Fun-Fact: Fußpilz und Nagelpilz wird von Trichophyton rubrum ausgelöst und kann vom Menschen auf Tiere übertragen werden.
Die kreisrunden Pilzstellen werden zwei bis vier Wochen nach der Infektion sichtbar. Bei einer „tiefen Trichophytie“ ist meist die Einnahme von Antimykotika über Wochen nötig. Bei oberflächlichen Pilzinfektionen ist eine lokale Behandlung mit Salben meist ausreichend. Unbedingt zum Hautarzt gehen und nicht selbst daran herumdoktern. Den Arzt auf den Kontakt zu pilzerkrankten Tieren aufmerksam machen, denn manchmal kommt er sonst nicht sofort drauf. So häufig scheinen Pilze in der „Normalbevölkerung“ nicht mehr zu sein, abgesehen von Fuß-, Nagel- und Scheidenpilz.
Naturheilkunde
Ein moderner Landwirt lernt meistens von seinen Vorfahren, dass Ilex gegen Flechte hilft. Damit ist die Gewöhnliche Stechpalme (Ilex aquifolim) gemeint. Diese Pflanze ist in Europa heimisch und wird auch oft als Busch im Garten genutzt, denn er ist auch im Winter grün. Die Blätter haben Stacheln, aber nur im unteren Bereich. Je höher der Strauch wird, desto weniger Stacheln hat er. In einer Höhe wo Fressfeinde wie Reh und Rothirsch nicht mehr dran kommen sind die Blätter frei von Stacheln. Die roten Beeren sind giftig.
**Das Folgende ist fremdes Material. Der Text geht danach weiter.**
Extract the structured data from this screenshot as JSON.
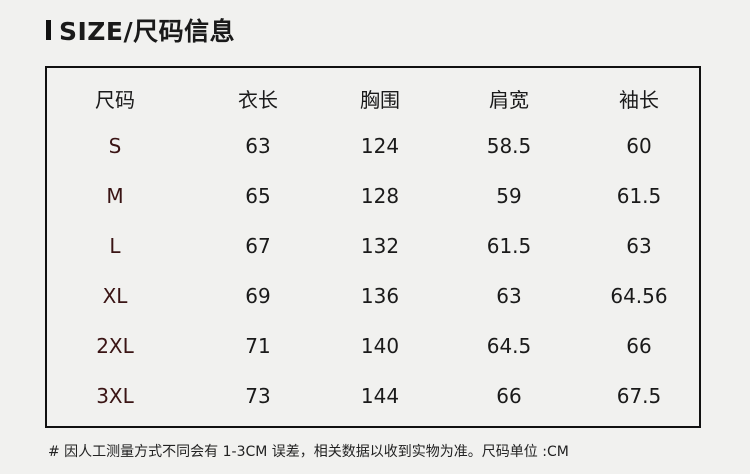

Im Kälberstall aufgehangen sollen die Blätter beim trocknen ein Fungizid, also einen Wirkstoff gegen Pilze, abgeben. So soll Ilex nicht nur der Flechte vorbeugen, sondern auch heilen. Unserer Erfahrung nach Hilft es als Therapie aber nicht ausreichend. Als Vorbeuge kann dieses Hausmittel nicht schaden.
Wenn der Ilexzweig aber so aussieht wie auf dem letzten Foto, dann kann er nicht mehr helfen. Ganz im Gegenteil, er ist ein Rüchzugsort für Pilzsporen und kann die Flechte auf den nachfolgenden Kälberdurchgang übertragen. Außerdem bedeutet es auch, dass der Landwirt weder ordentlich reinigt, noch desinfiziert. Denn eine vernünftige Reinigung und Desinfektion kann so ein Ilexzweig im Stall nicht überleben.